By Fred Bruning
Oct. 20, 2024
How do we feel about hugs?
The Mets embraced each other so vigorously after a recent showdown victory you wondered if half the lineup would be out for the next series with cracked ribs.
Bromantic locker room clinches are a programmed part of big league pageantry but what about the rest of us?
Garrison Keillor, former host of the “Prairie Home Companion” radio show, said in a recent commentary that he is startled by the affection of fans who – without warning – wrap their arms around him.
“I am in Wenatchee, Washington, the Apple Capital of the World, on the Columbia River in the Cascades, being clutched to people’s bosoms,” said Keillor, who, at 82, still entertains around the country. “Apparently, they consider me a friend. I reciprocate but don’t understand it.”
Here’s my guess about the enduring power of a good hug – it’s a way of showing how much we need each other, that we are strangers only by accident, that the hustlers who make a fortune insisting we are bent on mutual destruction are as mistaken as one of those doomsday cults that meets every year anticipating The End only to find – aw, nuts – we survived again and have to go to work Monday morning, after all.
The End is Near, Advance Publications, Inc./The New Yorker
Some see it differently.
I know a person who is an adamant opponent of the impromptu hug.
This otherwise is a perfectly reasonable individual but with a highly developed sense of personal space.
Those unaware of her do-not-trespass disposition will be in for a surprise when, upon drawing close, they are halted and instructed firmly: “I do not hug.”
“Oh, oops, sorry,” I heard a nonplussed person say, retreating to a neutral zone. “Didn’t know.”
Keillor explains he was reared as a midwestern evangelical with worshipers who “weren’t huggers by nature.”

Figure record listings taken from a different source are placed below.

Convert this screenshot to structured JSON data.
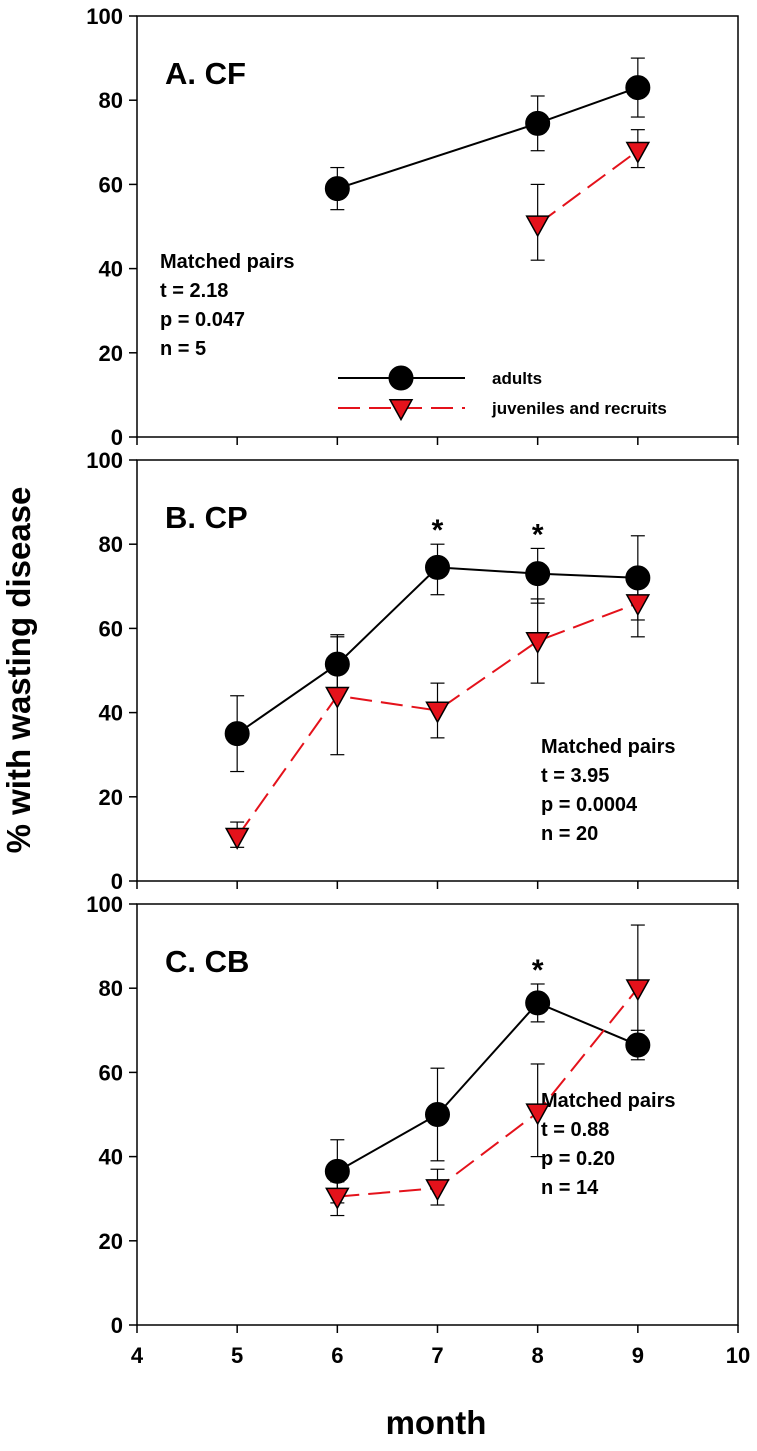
{
  "colors": {
    "adults": "#000000",
    "juveniles": "#e4121b",
    "axis": "#000000",
    "background": "#ffffff"
  },
  "ylabel": "% with wasting disease",
  "xlabel": "month",
  "legend": {
    "placement": "bottom-right of panel A",
    "adults_label": "adults",
    "juveniles_label": "juveniles and recruits"
  },
  "chart_data": [
    {
      "type": "line",
      "title": "A. CF",
      "xlim": [
        4,
        10
      ],
      "ylim": [
        0,
        100
      ],
      "x_ticks": [
        4,
        5,
        6,
        7,
        8,
        9,
        10
      ],
      "y_ticks": [
        0,
        20,
        40,
        60,
        80,
        100
      ],
      "stats": [
        "Matched pairs",
        "t = 2.18",
        "p = 0.047",
        "n = 5"
      ],
      "significant_months": [],
      "series": [
        {
          "name": "adults",
          "x": [
            6,
            8,
            9
          ],
          "y": [
            59,
            74.5,
            83
          ],
          "err_low": [
            54,
            68,
            76
          ],
          "err_high": [
            64,
            81,
            90
          ]
        },
        {
          "name": "juveniles and recruits",
          "x": [
            8,
            9
          ],
          "y": [
            50.5,
            68
          ],
          "err_low": [
            42,
            64
          ],
          "err_high": [
            60,
            73
          ]
        }
      ]
    },
    {
      "type": "line",
      "title": "B. CP",
      "xlim": [
        4,
        10
      ],
      "ylim": [
        0,
        100
      ],
      "x_ticks": [
        4,
        5,
        6,
        7,
        8,
        9,
        10
      ],
      "y_ticks": [
        0,
        20,
        40,
        60,
        80,
        100
      ],
      "stats": [
        "Matched pairs",
        "t = 3.95",
        "p = 0.0004",
        "n = 20"
      ],
      "significant_months": [
        7,
        8
      ],
      "series": [
        {
          "name": "adults",
          "x": [
            5,
            6,
            7,
            8,
            9
          ],
          "y": [
            35,
            51.5,
            74.5,
            73,
            72
          ],
          "err_low": [
            26,
            44,
            68,
            66,
            62
          ],
          "err_high": [
            44,
            58.5,
            80,
            79,
            82
          ]
        },
        {
          "name": "juveniles and recruits",
          "x": [
            5,
            6,
            7,
            8,
            9
          ],
          "y": [
            10.5,
            44,
            40.5,
            57,
            66
          ],
          "err_low": [
            8,
            30,
            34,
            47,
            58
          ],
          "err_high": [
            14,
            58,
            47,
            67,
            70
          ]
        }
      ]
    },
    {
      "type": "line",
      "title": "C. CB",
      "xlim": [
        4,
        10
      ],
      "ylim": [
        0,
        100
      ],
      "x_ticks": [
        4,
        5,
        6,
        7,
        8,
        9,
        10
      ],
      "y_ticks": [
        0,
        20,
        40,
        60,
        80,
        100
      ],
      "stats": [
        "Matched pairs",
        "t = 0.88",
        "p = 0.20",
        "n = 14"
      ],
      "significant_months": [
        8
      ],
      "series": [
        {
          "name": "adults",
          "x": [
            6,
            7,
            8,
            9
          ],
          "y": [
            36.5,
            50,
            76.5,
            66.5
          ],
          "err_low": [
            29,
            39,
            72,
            63
          ],
          "err_high": [
            44,
            61,
            81,
            70
          ]
        },
        {
          "name": "juveniles and recruits",
          "x": [
            6,
            7,
            8,
            9
          ],
          "y": [
            30.5,
            32.5,
            50.5,
            80
          ],
          "err_low": [
            26,
            28.5,
            40,
            65
          ],
          "err_high": [
            34,
            37,
            62,
            95
          ]
        }
      ]
    }
  ]
}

Same for me back east in Brooklyn.
Filling the pews at St. John’s Lutheran, Prospect Avenue, was a similarly reticent flock – sober, working-class Germans, mostly, with names like Messerschmidt, Weinreich and Edebohls who kept emotions in check even when organist Henry Bottenberg played thunderous versions of, “Onward, Christian Soldiers.”
Not an “A-men!” or “Hallelujah” in the house.

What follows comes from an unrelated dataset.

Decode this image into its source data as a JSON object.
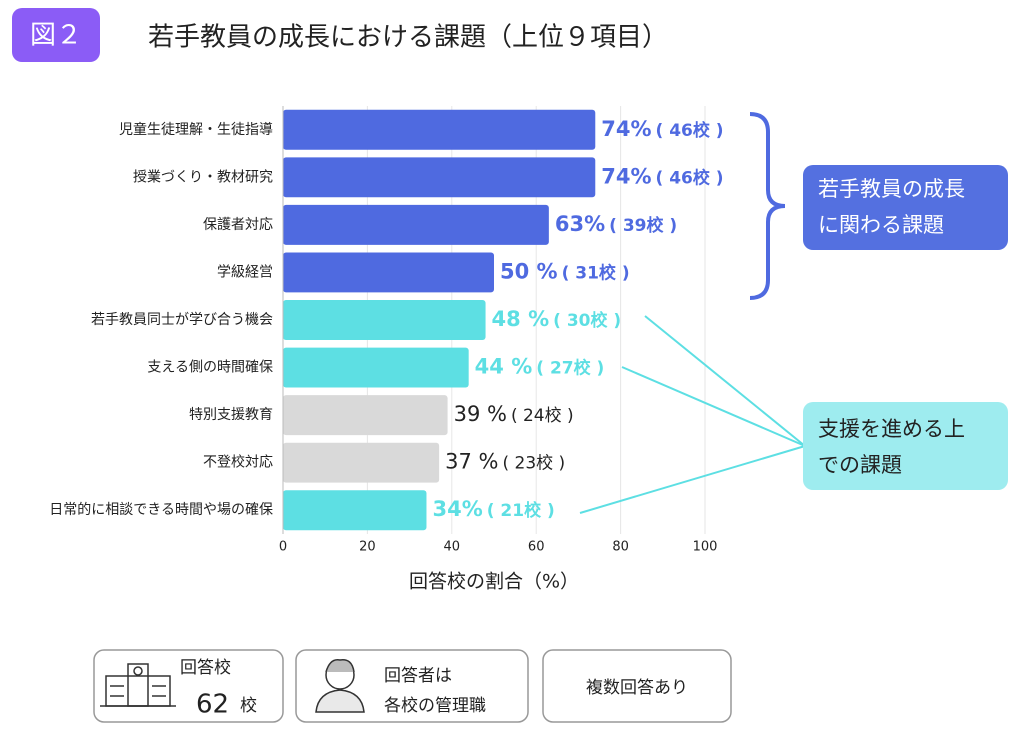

At coffee hour following Sunday services, parishioners would chat briefly, wish each other well and – with handshakes and a tip of the fedora for men, or maybe a little flutter of hands among women of the Ladies’ Aid Society – head home to prepare for the week ahead.

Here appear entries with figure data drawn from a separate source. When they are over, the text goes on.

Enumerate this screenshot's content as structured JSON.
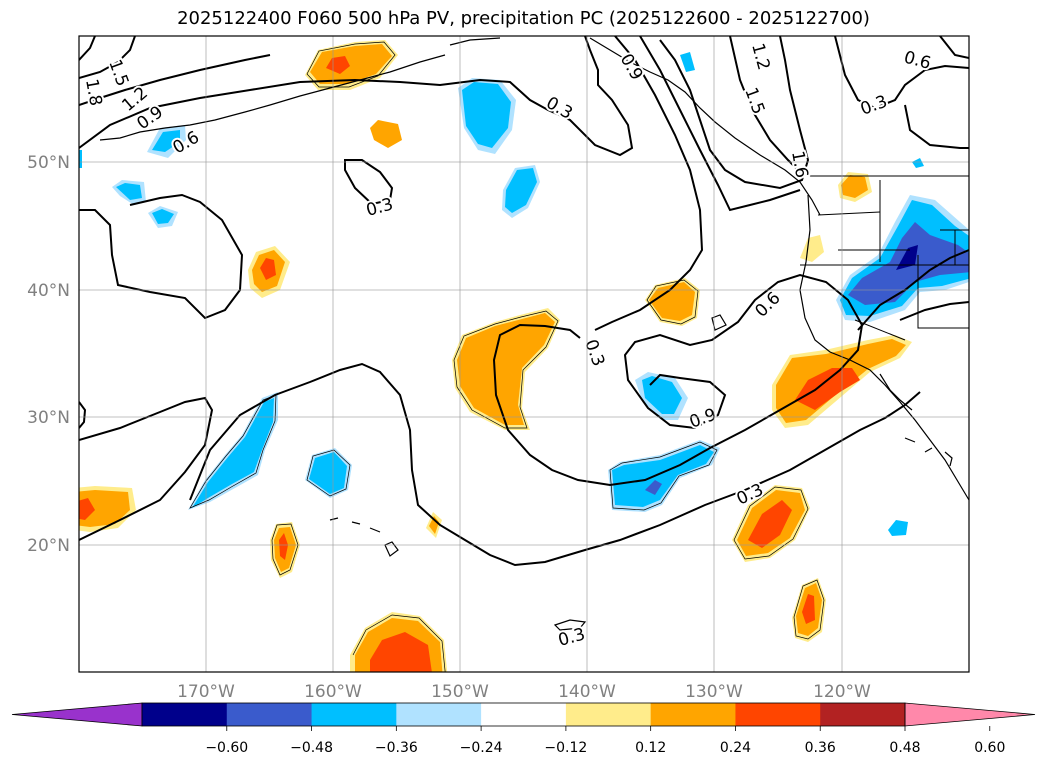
{
  "title": "2025122400 F060 500 hPa PV, precipitation PC (2025122600 - 2025122700)",
  "lat_labels": [
    "50°N",
    "40°N",
    "30°N",
    "20°N"
  ],
  "lon_labels": [
    "170°W",
    "160°W",
    "150°W",
    "140°W",
    "130°W",
    "120°W"
  ],
  "contour_labels": [
    "1.5",
    "1.8",
    "1.2",
    "0.9",
    "0.6",
    "0.3",
    "0.3",
    "0.3",
    "1.2",
    "1.5",
    "0.6",
    "0.3",
    "0.9",
    "0.3",
    "0.3",
    "0.6",
    "0.9",
    "1.6"
  ],
  "colorbar": {
    "colors": [
      "#9932cc",
      "#00008b",
      "#3a5bcc",
      "#00bfff",
      "#b0e2ff",
      "#ffffff",
      "#ffec8b",
      "#ffa500",
      "#ff4500",
      "#b22222",
      "#ff88aa"
    ],
    "tick_labels": [
      "−0.60",
      "−0.48",
      "−0.36",
      "−0.24",
      "−0.12",
      "0.12",
      "0.24",
      "0.36",
      "0.48",
      "0.60"
    ]
  }
}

Not much hugging accompanied the apple strudel, so far as I can remember.
Somewhere along the line, though, I encountered less reticent folks.
My wife, Wink, who I met in college, knows how to hug – a good thing then and now – and, Kent, a free-spirited roommate in Missouri, and Anne, whose hugs were like the Heimlich maneuver, and Mike in Long Beach who embraces all the world; my old Newsday pal, Gwen and Ilene, who draws friends close after lively lunchtime conversation.
I’m aboard.
Professionals have entered the field, of course – folks who show up at street festivals wearing placards promising “Free Hugs” (prudence advised), and Amma, a Hindu spiritual leader who claims to have hugged nearly 40 million people and is known as the “hugging saint,” and the husband-wife team of Brainard and Delia Carey who wrote the 2012 book, “The Art of Hugging: A Heartwarming Guide to Everyone's Favorite Gesture of Love.”
The Careys claim hugging “perhaps has the ability to truly change the world” which is exceedingly good news. Shall we test the theory by enfolding Vladimir Putin in our ever-loving arms while urging he abandon hopes of reprising Peter the Great? Volunteers? Step forward, please.
Yes, you can easily slide off the hippie-dippy end of things and, in general, must use good judgment.
Do not linger too long in an embrace – there will be talk – or take note of anything sprouting from another’s ear, or pat a person in the midsection and say, “Off the diet, I guess?”
My approach is to proceed with caution and, if not waved away within a foot or two, extend arms and take hold. Occasionally, I bestow a gentle pinch of the cheek and, only when allowed and appropriate, a kiss.
I am not aiming to depose Amma, the hugging saint. The idea is only to assert continued belief in peaceful coexistence and power of the human touch – and make up for all those lost opportunities after strudel at St. John’s.